A copay is a specific dollar amount that you’re required to pay for covered health care services or prescriptions, as defined by your insurance plan. Copays are considered an out-of-pocket cost and are typically paid at the time of service. If your plan has a deductible, you typically must meet it before you can start using a copay.
Learn more about how copays work and how they affect your health insurance costs.
Definition and Example of Copays
A copay (short for “copayment”) is a fixed amount you’ll pay for each doctor’s visit, prescription, and other medical services after you’ve met your health insurance plan’s deductible. Copay amounts depend on your plan and may vary for different types of services, such as visits to a general practitioner, specialist examinations, lab tests, and prescriptions. Services such as annual physicals or wellness exams may not require a copay.
For example, let’s say your plan’s copay for a doctor visit is $20. If you visit your physician and have already met your deductible, you’ll owe $20. If you haven’t yet met your deductible, you’ll pay the full amount outlined by your plan.

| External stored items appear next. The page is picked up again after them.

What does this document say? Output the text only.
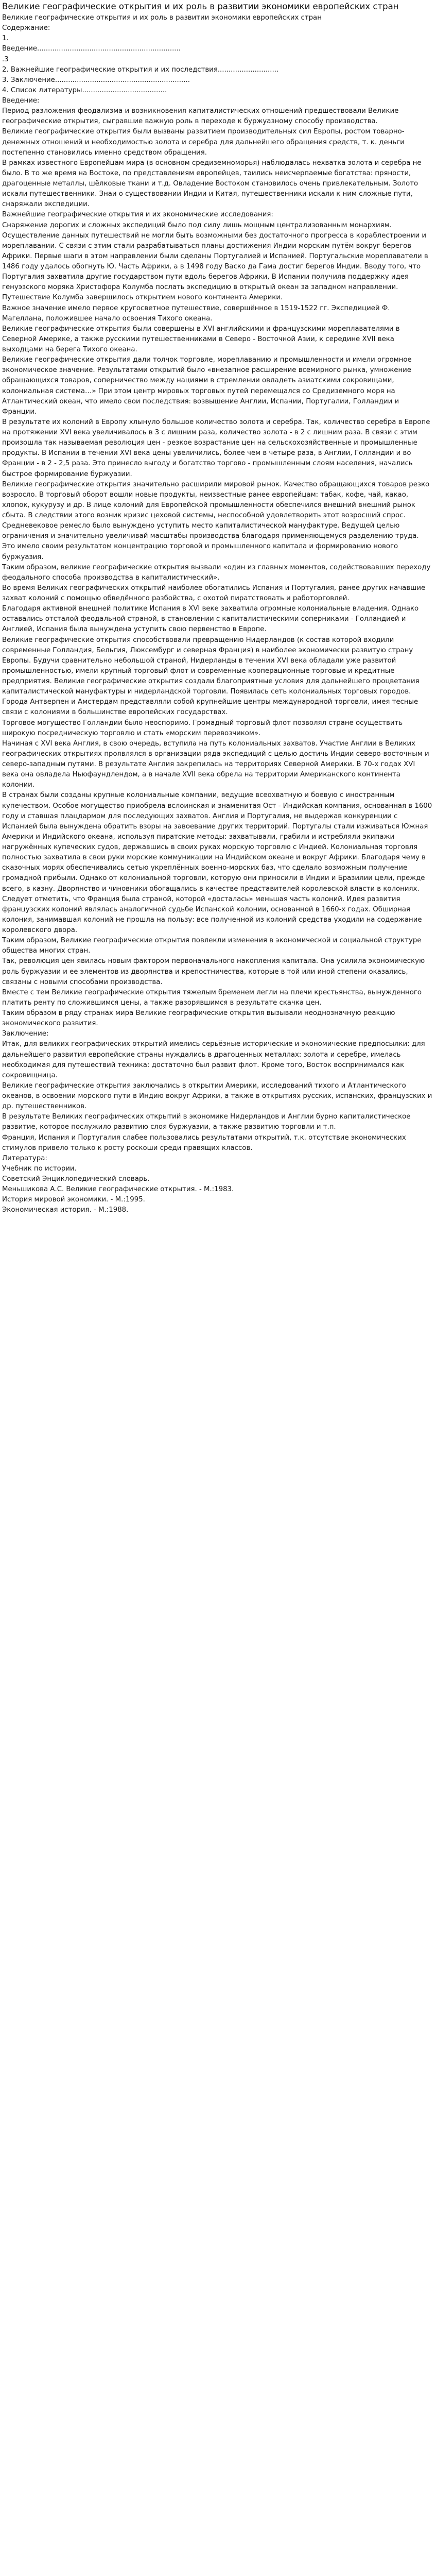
Великие географические открытия и их роль в развитии экономики европейских стран

Великие географические открытия и их роль в развитии экономики европейских стран

Содержание:

1.

Введение..................................................................

.3

2. Важнейшие географические открытия и их последствия............................

3. Заключение..............................................................

4. Список литературы.......................................

Введение:

Период разложения феодализма и возникновения капиталистических отношений предшествовали Великие географические открытия, сыгравшие важную роль в переходе к буржуазному способу производства.

Великие географические открытия были вызваны развитием производительных сил Европы, ростом товарно-денежных отношений и необходимостью золота и серебра для дальнейшего обращения средств, т. к. деньги постепенно становились именно средством обращения.

В рамках известного Европейцам мира (в основном средиземноморья) наблюдалась нехватка золота и серебра не было. В то же время на Востоке, по представлениям европейцев, таились неисчерпаемые богатства: пряности, драгоценные металлы, шёлковые ткани и т.д. Овладение Востоком становилось очень привлекательным. Золото искали путешественники. Знаи о существовании Индии и Китая, путешественники искали к ним сложные пути, снаряжали экспедиции.

Важнейшие географические открытия и их экономические исследования:

Снаряжение дорогих и сложных экспедиций было под силу лишь мощным централизованным монархиям. Осуществление данных путешествий не могли быть возможными без достаточного прогресса в кораблестроении и мореплавании. С связи с этим стали разрабатываться планы достижения Индии морским путём вокруг берегов Африки. Первые шаги в этом направлении были сделаны Португалией и Испанией. Португальские мореплаватели в 1486 году удалось обогнуть Ю. Часть Африки, а в 1498 году Васко да Гама достиг берегов Индии. Вводу того, что Португалия захватила другие государством пути вдоль берегов Африки, В Испании получила поддержку идея генуэзского моряка Христофора Колумба послать экспедицию в открытый океан за западном направлении. Путешествие Колумба завершилось открытием нового континента Америки.

Важное значение имело первое кругосветное путешествие, совершённое в 1519-1522 гг. Экспедицией Ф. Магеллана, положившее начало освоения Тихого океана.

Великие географические открытия были совершены в XVI английскими и французскими мореплавателями в Северной Америке, а также русскими путешественниками в Северо - Восточной Азии, к середине XVII века выходцами на берега Тихого океана.

Великие географические открытия дали толчок торговле, мореплаванию и промышленности и имели огромное экономическое значение. Результатами открытий было «внезапное расширение всемирного рынка, умножение обращающихся товаров, соперничество между нациями в стремлении овладеть азиатскими сокровищами, колониальная система…» При этом центр мировых торговых путей перемещался со Средиземного моря на Атлантический океан, что имело свои последствия: возвышение Англии, Испании, Португалии, Голландии и Франции.

В результате их колоний в Европу хлынуло большое количество золота и серебра. Так, количество серебра в Европе на протяжении XVI века увеличивалось в 3 с лишним раза, количество золота - в 2 с лишним раза. В связи с этим произошла так называемая революция цен - резкое возрастание цен на сельскохозяйственные и промышленные продукты. В Испании в течении XVI века цены увеличились, более чем в четыре раза, в Англии, Голландии и во Франции - в 2 - 2,5 раза. Это принесло выгоду и богатство торгово - промышленным слоям населения, начались быстрое формирование буржуазии.

Великие географические открытия значительно расширили мировой рынок. Качество обращающихся товаров резко возросло. В торговый оборот вошли новые продукты, неизвестные ранее европейцам: табак, кофе, чай, какао, хлопок, кукурузу и др. В лице колоний для Европейской промышленности обеспечился внешний внешний рынок сбыта. В следствии этого возник кризис цеховой системы, неспособной удовлетворить этот возросший спрос. Средневековое ремесло было вынуждено уступить место капиталистической мануфактуре. Ведущей целью ограничения и значительно увеличивай масштабы производства благодаря применяющемуся разделению труда. Это имело своим результатом концентрацию торговой и промышленного капитала и формированию нового буржуазия.

Таким образом, великие географические открытия вызвали «один из главных моментов, содействовавших переходу феодального способа производства в капиталистический».

Во время Великих географических открытий наиболее обогатились Испания и Португалия, ранее других начавшие захват колоний с помощью обведённого разбойства, с охотой пиратствовать и работорговлей.

Благодаря активной внешней политике Испания в XVI веке захватила огромные колониальные владения. Однако оставались отсталой феодальной страной, в становлении с капиталистическими соперниками - Голландией и Англией, Испания была вынуждена уступить свою первенство в Европе.

Великие географические открытия способствовали превращению Нидерландов (к состав которой входили современные Голландия, Бельгия, Люксембург и северная Франция) в наиболее экономически развитую страну Европы. Будучи сравнительно небольшой страной, Нидерланды в течении XVI века обладали уже развитой промышленностью, имели крупный торговый флот и современные кооперационные торговые и кредитные предприятия. Великие географические открытия создали благоприятные условия для дальнейшего процветания капиталистической мануфактуры и нидерландской торговли. Появилась сеть колониальных торговых городов. Города Антверпен и Амстердам представляли собой крупнейшие центры международной торговли, имея тесные связи с колониями в большинстве европейских государствах.

Торговое могущество Голландии было неоспоримо. Громадный торговый флот позволял стране осуществить широкую посредническую торговлю и стать «морским перевозчиком».

Начиная с XVI века Англия, в свою очередь, вступила на путь колониальных захватов. Участие Англии в Великих географических открытиях проявлялся в организации ряда экспедиций с целью достичь Индии северо-восточным и северо-западным путями. В результате Англия закрепилась на территориях Северной Америки. В 70-х годах XVI века она овладела Ньюфаундлендом, а в начале XVII века обрела на территории Американского континента колонии.

В странах были созданы крупные колониальные компании, ведущие всеохватную и боевую с иностранным купечеством. Особое могущество приобрела вслоинская и знаменитая Ост - Индийская компания, основанная в 1600 году и ставшая плацдармом для последующих захватов. Англия и Португалия, не выдержав конкуренции с Испанией была вынуждена обратить взоры на завоевание других территорий. Португалы стали изживаться Южная Америки и Индийского океана, используя пиратские методы: захватывали, грабили и истребляли экипажи нагружённых купеческих судов, державшись в своих руках морскую торговлю с Индией. Колониальная торговля полностью захватила в свои руки морские коммуникации на Индийском океане и вокруг Африки. Благодаря чему в сказочных морях обеспечивались сетью укреплённых военно-морских баз, что сделало возможным получение громадной прибыли. Однако от колониальной торговли, которую они приносили в Индии и Бразилии цели, прежде всего, в казну. Дворянство и чиновники обогащались в качестве представителей королевской власти в колониях.

Следует отметить, что Франция была страной, которой «досталась» меньшая часть колоний. Идея развития французских колоний являлась аналогичной судьбе Испанской колонии, основанной в 1660-х годах. Обширная колония, занимавшая колоний не прошла на пользу: все полученной из колоний средства уходили на содержание королевского двора.

Таким образом, Великие географические открытия повлекли изменения в экономической и социальной структуре общества многих стран.

Так, революция цен явилась новым фактором первоначального накопления капитала. Она усилила экономическую роль буржуазии и ее элементов из дворянства и крепостничества, которые в той или иной степени оказались, связаны с новыми способами производства.

Вместе с тем Великие географические открытия тяжелым бременем легли на плечи крестьянства, вынужденного платить ренту по сложившимся цены, а также разорявшимся в результате скачка цен.

Таким образом в ряду странах мира Великие географические открытия вызывали неоднозначную реакцию экономического развития.

Заключение:

Итак, для великих географических открытий имелись серьёзные исторические и экономические предпосылки: для дальнейшего развития европейские страны нуждались в драгоценных металлах: золота и серебре, имелась необходимая для путешествий техника: достаточно был развит флот. Кроме того, Восток воспринимался как сокровищница.

Великие географические открытия заключались в открытии Америки, исследований тихого и Атлантического океанов, в освоении морского пути в Индию вокруг Африки, а также в открытиях русских, испанских, французских и др. путешественников.

В результате Великих географических открытий в экономике Нидерландов и Англии бурно капиталистическое развитие, которое послужило развитию слоя буржуазии, а также развитию торговли и т.п.

Франция, Испания и Португалия слабее пользовались результатами открытий, т.к. отсутствие экономических стимулов привело только к росту роскоши среди правящих классов.

Литература:

Учебник по истории.

Советский Энциклопедический словарь.

Меньшикова А.С. Великие географические открытия. - М.:1983.

История мировой экономики. - М.:1995.

Экономическая история. - М.:1988.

Copays are often a key factor in choosing a health insurance plan, because they can help you plan ahead for medical costs. When you’re reviewing health insurance options, consider the total costs of each plan, including copays, coinsurance, and deductibles, as well as your monthly premium.
In general, the lower your monthly premium, the higher your copays will be. Conversely, a higher-premium plan typically has lower copays.
How Does a Copay Work?
If your plan has an annual deductible, copays generally take effect only after you’ve paid it. That means you have to pay all health-related costs out of your own pocket until you reach the annual deductible amount.
Here’s how a copay works: If your plan’s deductible is $1,000, you’ll pay 100% of the cost for eligible health care expenses up to $1,000. After that, you’ll pay only your designated copay for each type of visit or service.
Check your policy paperwork or insurance card to make sure you understand how your plan handles copays. For example, it may exempt certain preventive services from copays, or it may charge a copay instead of the full cost of some services even before you meet your deductible.
Copay vs. Deductible
|Payments do not count toward your deductible||Payments reduce the amount owed toward your annual deductible|
|Fixed amount per service||Fixed annual amount|
|Typically smaller amounts, such as $20 or $50||Typically larger amounts, such as $500, $1,000, or $2,000|
A deductible is the amount you pay out of pocket each year for covered health care services before your health insurance begins to share the cost. Paying bills that total the amount of your deductible is called “meeting your deductible.” After you’ve met your deductible, you’ll pay only copays or coinsurance costs for services covered by your plan.
For example, say your health insurance has a $1,000 deductible and a $20 copay for visits to your primary care physician. You need to see your doctor, which costs $100. If you’ve only spent $200 on health care so far this year, you’ll be responsible for the full cost of the visit ($100). But if you’ve already met your deductible by spending more than $1,000 on health care expenses, you’ll just owe a $20 copay.
Choosing a higher deductible often means you’ll pay lower monthly premiums, and vice versa.
Copay vs. Coinsurance
|Fixed dollar amount||Percentage of the cost for a visit or service|
|Paid after you meet your deductible in most cases||Paid after you meet your deductible|
|Payable at the time of service to the provider||Payable at the time of service to the provider|
Copays and coinsurance are both forms of cost-sharing with your health insurance provider. Copays are a set dollar amount you’ll pay for a covered service, while coinsurance is a set percentage of the cost of the service. As with copays, you start paying coinsurance after you’ve met your plan’s deductible.
Coinsurance varies by plan, but a common formula is 80/20. That means your insurance provider pays 80% of the cost of the visit and you pay 20%.
Here’s how coinsurance works: Let’s say you meet your deductible in April and then require a minor surgery in May that costs $2,500. Since you met your deductible, the surgery will be covered by coinsurance. If your plan’s coinsurance is 20%, you’ll need to pay $500 and your insurance company will cover the remaining $2,000.
Some plans require you to pay both copays and coinsurance, especially if a visit includes more than one service. In the example above, you might have a copay of $20 in addition to the $500 coinsurance amount, for a total of $520.
- A copay is an out-of-pocket cost paid on the spot for covered health care services such as doctor visits and prescription drugs.
- Copays are a fixed dollar amount determined by your plan and stated clearly on your insurance card.
- In most cases, you must meet your plan’s deductible before copays will take effect.
- Copays are an important piece of information when choosing a health care plan, since they tell you exactly how much you’ll pay for doctor visits, prescriptions, and other standard medical services after meeting the deductible.
- Copays, deductibles, and coinsurance all play roles in your total health insurance costs, in addition to your monthly premium.